OpenAI just took its Daybreak cybersecurity initiative from preview to full deployment, and the scope of the expansion is hard to overstate. The company is releasing the full version of GPT-5.5-Cyber, a major update to the Codex Security plugin, a formal Cyber Partner Program with dozens of the world's largest security vendors, and a new open-source patching effort called Patch the Planet -- all at once.

The central argument driving all of it: AI has already solved the hard part of vulnerability discovery. The bottleneck has shifted. AI models can now navigate large codebases, reason through attack paths, validate hypotheses, and surface security issues that might otherwise stay hidden. The bottleneck is no longer finding vulnerabilities -- it is now patching them. Daybreak is OpenAI's bet that it can close that gap at machine speed.

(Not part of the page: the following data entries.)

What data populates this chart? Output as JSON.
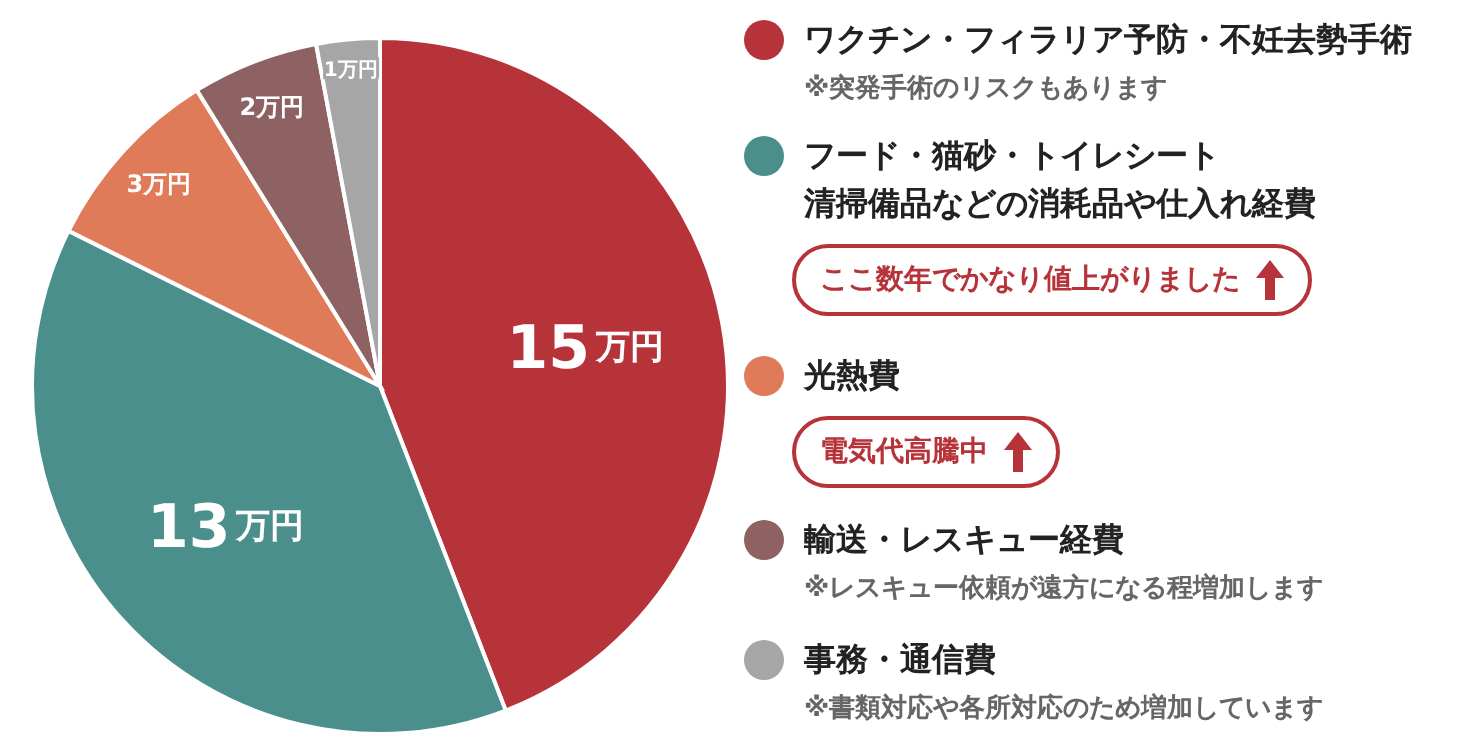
{
  "chart_data": {
    "type": "pie",
    "categories": [
      "ワクチン・フィラリア予防・不妊去勢手術",
      "フード・猫砂・トイレシート清掃備品などの消耗品や仕入れ経費",
      "光熱費",
      "輸送・レスキュー経費",
      "事務・通信費"
    ],
    "values": [
      15,
      13,
      3,
      2,
      1
    ],
    "colors": [
      "#b7333a",
      "#4a8f8c",
      "#e07b5a",
      "#8e6163",
      "#a6a6a6"
    ],
    "value_labels": [
      "15万円",
      "13万円",
      "3万円",
      "2万円",
      "1万円"
    ],
    "legend": "right",
    "annotations": [
      "※突発手術のリスクもあります",
      "ここ数年でかなり値上がりました",
      "電気代高騰中",
      "※レスキュー依頼が遠方になる程増加します",
      "※書類対応や各所対応のため増加しています"
    ]
  }
}
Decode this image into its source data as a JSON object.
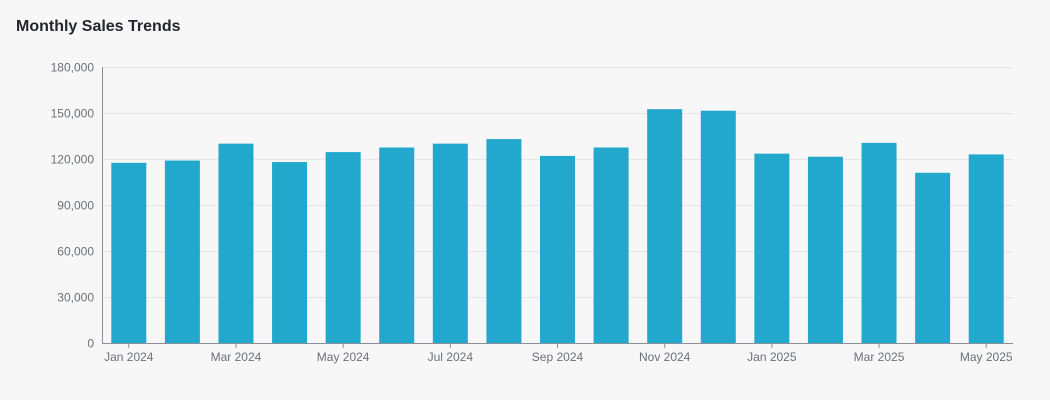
{
  "chart_data": {
    "type": "bar",
    "title": "Monthly Sales Trends",
    "xlabel": "",
    "ylabel": "",
    "categories": [
      "Jan 2024",
      "Feb 2024",
      "Mar 2024",
      "Apr 2024",
      "May 2024",
      "Jun 2024",
      "Jul 2024",
      "Aug 2024",
      "Sep 2024",
      "Oct 2024",
      "Nov 2024",
      "Dec 2024",
      "Jan 2025",
      "Feb 2025",
      "Mar 2025",
      "Apr 2025",
      "May 2025"
    ],
    "x_tick_labels": [
      "Jan 2024",
      "",
      "Mar 2024",
      "",
      "May 2024",
      "",
      "Jul 2024",
      "",
      "Sep 2024",
      "",
      "Nov 2024",
      "",
      "Jan 2025",
      "",
      "Mar 2025",
      "",
      "May 2025"
    ],
    "values": [
      117500,
      119000,
      130000,
      118000,
      124500,
      127500,
      130000,
      133000,
      122000,
      127500,
      152500,
      151500,
      123500,
      121500,
      130500,
      111000,
      123000
    ],
    "ylim": [
      0,
      180000
    ],
    "y_ticks": [
      0,
      30000,
      60000,
      90000,
      120000,
      150000,
      180000
    ],
    "y_tick_labels": [
      "0",
      "30,000",
      "60,000",
      "90,000",
      "120,000",
      "150,000",
      "180,000"
    ],
    "grid": true,
    "legend": "none",
    "colors": {
      "bar": "#21a8cc",
      "grid": "#e3e5ea",
      "axis": "#8a8f98",
      "text": "#6b7079"
    }
  }
}
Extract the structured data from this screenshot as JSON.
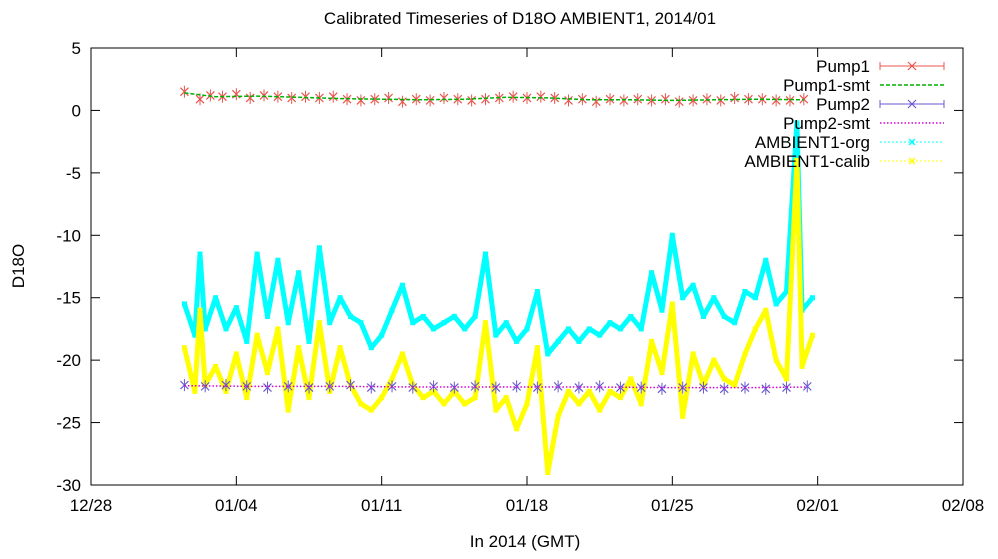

A model built for the full remediation loop

GPT-5.5-Cyber sets new state-of-the-art performance on CyberGym, reaching 85.6% compared with 81.8% for GPT-5.5. CyberGym is a benchmark that measures whether an AI agent can reproduce known vulnerabilities in real software environments -- a proxy for how useful the model is in live defensive work. But OpenAI also ran it against two more demanding tests:

  • ExploitGym (tests whether an agent can turn a known vulnerability into working exploit code): GPT-5.5-Cyber scored 39.5% vs. 25.95% for GPT-5.5
  • SEC-bench Pro (long-horizon vulnerability discovery and proof-of-concept generation across complex targets): 69.8% vs. 63.1% for GPT-5.5

The model can sustain deeper analysis across large codebases: identifying security-relevant components, tracing whether vulnerable code is reachable, validating likely issues in controlled environments, developing and testing patches, and preparing evidence for human review. The goal is end-to-end remediation, not just a longer list of findings.

Access to GPT-5.5-Cyber is tiered and tightly controlled. OpenAI is rolling out Daybreak through three different access levels: GPT-5.5 for broader security assistance and general workflows; GPT-5.5 with Trusted Access for Cyber for defensive tasks like secure code review, malware analysis, and patch validation; and GPT-5.5-Cyber for specialized, authorized workflows including penetration testing, red teaming, and controlled validation exercises. Beginning June 1, 2026, Trusted Access for Cyber requires phishing-resistant authentication -- a hardware key or passkey.